After writing, update the manifest's lastReportAt by editing the file directly:
~/.retro/<PROJECT_NAME>/manifest.json
Report template
Use this structure exactly. Omit sections with no findings.
# <PROJECT_NAME> — Session Analysis Report
**Period:** <first-date> – <last-date>
**Sessions analyzed:** N (M tool calls · K errors)
**Sources:** <breakdown>
---
## Executive Summary
<3–5 sentences. Lead with P0 issues. Be specific — name files and functions.>
---
## 1. Recurring Bugs — Demand Regression Tests
### 1.N <Short title>
Observed in sessions **<dates>**. <What happened, root cause if known.>
**Action:** <File path + what the test should assert.>
---
## 2. Critical Unresolved Issues (open as of <last-date>)
### 2.N <Short title> *(P0|P1)*
> "<Exact quote from session showing the problem>"
<Root cause.>
**Action:**
1. <File and function to change.>
2. <Test to add.>
---
## 3. Tool Error Tax — Documentation-Preventable Failures
| Category | Count | Root cause |
|---|---|---|
Add to AGENTS.md under **"Known Tool Behavior"**:
\`\`\`markdown
### <tool>
<guidance>
\`\`\`
---
## 4. Code Refactoring
### 4.N <Title> *(P1|P2)*
<Which files, what to change, step-by-step if non-trivial.>
---
## 5. Missing Tests — Specific Gaps
| File | Missing test |
|---|---|
---
## 6. Process Improvements
### 6.N <Title>
**Add to AGENTS.md `## <Section>`:**
> <Exact text to add>
---
## 7. Documentation Updates Required
<AGENTS.md, ARCHITECTURE.md, README — specific sections and what to add.>
---
## 8. OpenSpec Gaps
<Specs that should exist but don't, or specs needing updates.>
---
## Priority Summary
| Priority | Item | Owner area |
|---|---|---|
| **P0** | ... | ... |
| **P1** | ... | ... |
| **P2** | ... | ... |
| **P3** | ... | ... |
Phase 6 — Storage management
After writing the report, tell the user:
Analysis rules
These exist so the report is trustworthy and actionable, not just voluminous.

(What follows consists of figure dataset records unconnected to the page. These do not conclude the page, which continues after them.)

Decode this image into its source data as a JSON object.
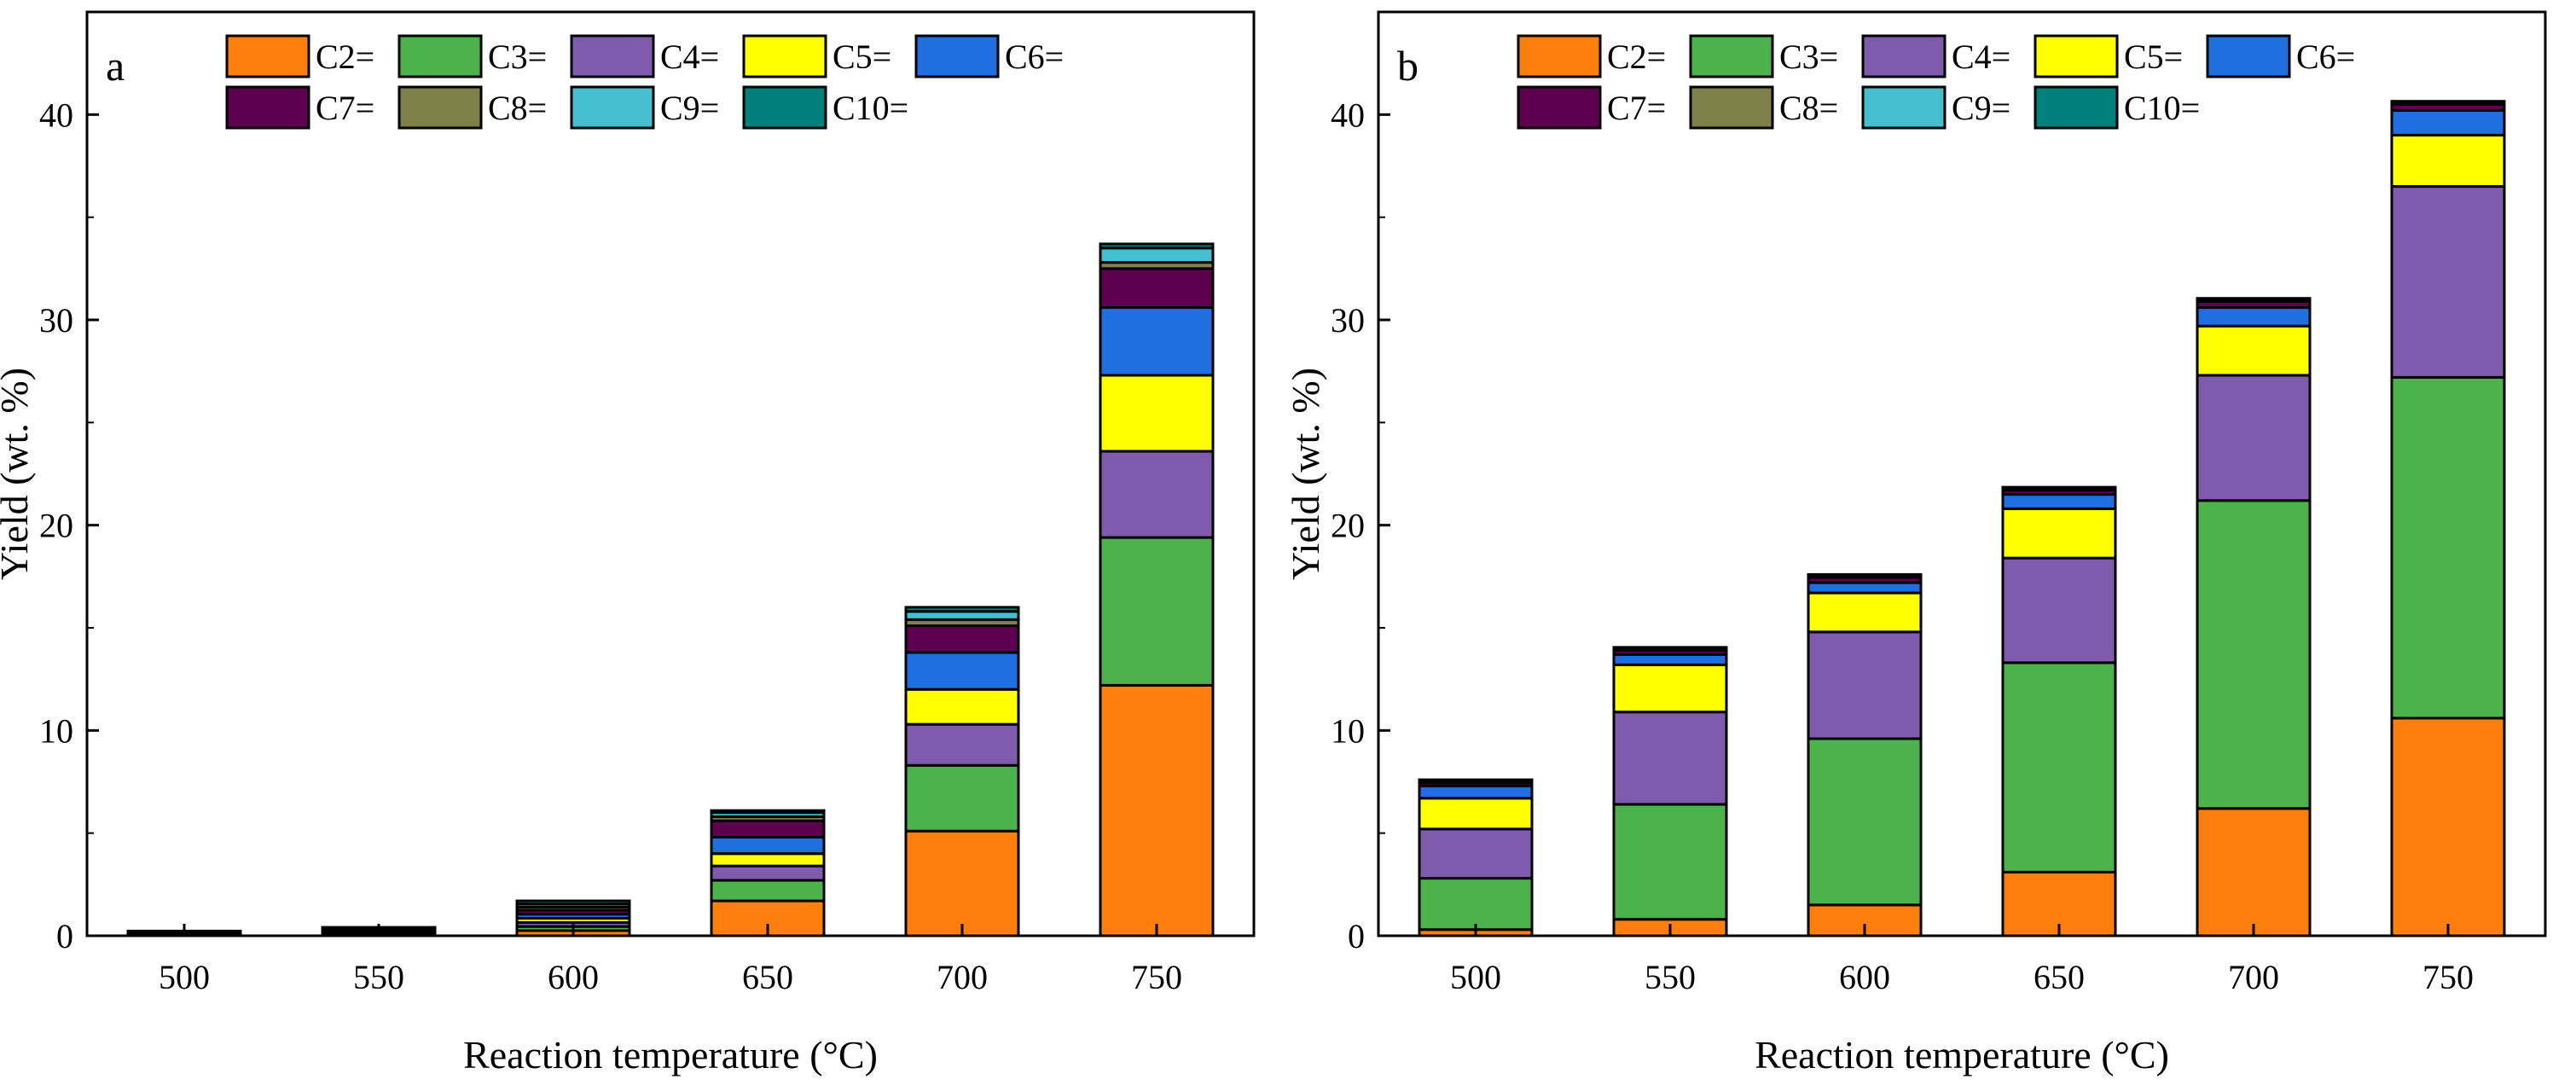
{
  "figure": {
    "colors": {
      "C2=": "#ff7f0e",
      "C3=": "#4cb34c",
      "C4=": "#7f5aad",
      "C5=": "#ffff00",
      "C6=": "#1f6fe0",
      "C7=": "#5e0050",
      "C8=": "#7f814a",
      "C9=": "#45bfcf",
      "C10=": "#00807d"
    }
  },
  "chart_data": [
    {
      "type": "bar",
      "stacked": true,
      "panel_label": "a",
      "categories": [
        "500",
        "550",
        "600",
        "650",
        "700",
        "750"
      ],
      "xlabel": "Reaction temperature (°C)",
      "ylabel": "Yield (wt. %)",
      "ylim": [
        0,
        45
      ],
      "yticks": [
        0,
        10,
        20,
        30,
        40
      ],
      "legend": [
        "C2=",
        "C3=",
        "C4=",
        "C5=",
        "C6=",
        "C7=",
        "C8=",
        "C9=",
        "C10="
      ],
      "legend_position": "top-left",
      "series": [
        {
          "name": "C2=",
          "values": [
            0.02,
            0.04,
            0.25,
            1.7,
            5.1,
            12.2
          ]
        },
        {
          "name": "C3=",
          "values": [
            0.02,
            0.04,
            0.2,
            1.0,
            3.2,
            7.2
          ]
        },
        {
          "name": "C4=",
          "values": [
            0.02,
            0.04,
            0.2,
            0.7,
            2.0,
            4.2
          ]
        },
        {
          "name": "C5=",
          "values": [
            0.02,
            0.04,
            0.2,
            0.6,
            1.7,
            3.7
          ]
        },
        {
          "name": "C6=",
          "values": [
            0.03,
            0.05,
            0.2,
            0.8,
            1.8,
            3.3
          ]
        },
        {
          "name": "C7=",
          "values": [
            0.03,
            0.05,
            0.2,
            0.8,
            1.3,
            1.9
          ]
        },
        {
          "name": "C8=",
          "values": [
            0.03,
            0.05,
            0.15,
            0.2,
            0.3,
            0.3
          ]
        },
        {
          "name": "C9=",
          "values": [
            0.03,
            0.05,
            0.15,
            0.2,
            0.4,
            0.7
          ]
        },
        {
          "name": "C10=",
          "values": [
            0.03,
            0.05,
            0.15,
            0.1,
            0.2,
            0.2
          ]
        }
      ]
    },
    {
      "type": "bar",
      "stacked": true,
      "panel_label": "b",
      "categories": [
        "500",
        "550",
        "600",
        "650",
        "700",
        "750"
      ],
      "xlabel": "Reaction temperature (°C)",
      "ylabel": "Yield (wt. %)",
      "ylim": [
        0,
        45
      ],
      "yticks": [
        0,
        10,
        20,
        30,
        40
      ],
      "legend": [
        "C2=",
        "C3=",
        "C4=",
        "C5=",
        "C6=",
        "C7=",
        "C8=",
        "C9=",
        "C10="
      ],
      "legend_position": "top-left",
      "series": [
        {
          "name": "C2=",
          "values": [
            0.3,
            0.8,
            1.5,
            3.1,
            6.2,
            10.6
          ]
        },
        {
          "name": "C3=",
          "values": [
            2.5,
            5.6,
            8.1,
            10.2,
            15.0,
            16.6
          ]
        },
        {
          "name": "C4=",
          "values": [
            2.4,
            4.5,
            5.2,
            5.1,
            6.1,
            9.3
          ]
        },
        {
          "name": "C5=",
          "values": [
            1.5,
            2.3,
            1.9,
            2.4,
            2.4,
            2.5
          ]
        },
        {
          "name": "C6=",
          "values": [
            0.6,
            0.5,
            0.5,
            0.7,
            0.9,
            1.2
          ]
        },
        {
          "name": "C7=",
          "values": [
            0.15,
            0.2,
            0.25,
            0.2,
            0.3,
            0.3
          ]
        },
        {
          "name": "C8=",
          "values": [
            0.05,
            0.05,
            0.05,
            0.05,
            0.05,
            0.05
          ]
        },
        {
          "name": "C9=",
          "values": [
            0.05,
            0.05,
            0.05,
            0.05,
            0.05,
            0.05
          ]
        },
        {
          "name": "C10=",
          "values": [
            0.05,
            0.05,
            0.05,
            0.05,
            0.05,
            0.05
          ]
        }
      ]
    }
  ]
}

- Never fabricate. Every claim must come from a session you actually read.
- Name files and functions. "Add more tests" is useless. "Add a test in
crab-agents/src/system_agent.rs asserting that agent_send_message returns an
error when sender_id == receiver_id" is actionable.
- Quote the session. For critical bugs include a short direct quote.

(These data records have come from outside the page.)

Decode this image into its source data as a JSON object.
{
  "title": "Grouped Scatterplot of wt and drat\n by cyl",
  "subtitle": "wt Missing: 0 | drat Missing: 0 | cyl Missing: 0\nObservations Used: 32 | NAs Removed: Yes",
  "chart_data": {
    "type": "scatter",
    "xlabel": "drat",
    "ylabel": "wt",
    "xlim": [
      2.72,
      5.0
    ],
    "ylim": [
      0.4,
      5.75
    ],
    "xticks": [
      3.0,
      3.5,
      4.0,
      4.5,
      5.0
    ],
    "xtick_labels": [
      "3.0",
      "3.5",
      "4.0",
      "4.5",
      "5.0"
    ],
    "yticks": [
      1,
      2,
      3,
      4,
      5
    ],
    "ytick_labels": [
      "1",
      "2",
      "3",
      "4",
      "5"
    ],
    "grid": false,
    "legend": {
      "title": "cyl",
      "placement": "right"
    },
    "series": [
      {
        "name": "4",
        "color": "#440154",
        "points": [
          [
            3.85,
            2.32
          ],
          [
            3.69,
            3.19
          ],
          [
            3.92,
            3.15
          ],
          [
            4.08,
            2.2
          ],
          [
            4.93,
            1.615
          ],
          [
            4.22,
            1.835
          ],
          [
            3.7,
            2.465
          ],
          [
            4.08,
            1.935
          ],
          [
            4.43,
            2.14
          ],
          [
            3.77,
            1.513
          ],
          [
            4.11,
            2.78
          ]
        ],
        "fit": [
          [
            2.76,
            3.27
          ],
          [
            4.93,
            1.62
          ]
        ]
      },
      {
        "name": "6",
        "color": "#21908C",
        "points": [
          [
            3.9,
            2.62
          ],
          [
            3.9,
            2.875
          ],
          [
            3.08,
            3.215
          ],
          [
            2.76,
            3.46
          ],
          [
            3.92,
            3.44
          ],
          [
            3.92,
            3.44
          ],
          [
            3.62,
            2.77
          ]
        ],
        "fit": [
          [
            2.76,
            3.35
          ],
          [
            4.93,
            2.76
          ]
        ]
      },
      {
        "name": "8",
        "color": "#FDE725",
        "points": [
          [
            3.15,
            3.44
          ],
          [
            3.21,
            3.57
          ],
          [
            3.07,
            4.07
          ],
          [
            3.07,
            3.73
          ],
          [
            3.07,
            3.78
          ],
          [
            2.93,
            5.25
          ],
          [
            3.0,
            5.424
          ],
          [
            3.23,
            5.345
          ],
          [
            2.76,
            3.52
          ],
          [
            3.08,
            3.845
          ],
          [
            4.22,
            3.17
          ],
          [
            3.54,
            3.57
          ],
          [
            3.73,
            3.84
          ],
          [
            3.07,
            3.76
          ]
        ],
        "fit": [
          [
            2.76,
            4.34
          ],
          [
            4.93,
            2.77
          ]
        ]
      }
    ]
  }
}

- Distinguish recurrence from first occurrence. One session = finding. Three or
more sessions across weeks = systemic gap requiring a process fix.
- Tool errors need root cause. "grep exits 1 on no match" is a misuse pattern
preventable by documentation. "Network timeout" is environment noise. Treat them
differently.
- Cross-reference project docs. If AGENTS.md already covers a pattern, note it.
If it doesn't but should, that's the gap to document in §6/§7.
- No trailing summaries. The report is a punch list. Don't add a "what went well"
section or restate what the code does correctly.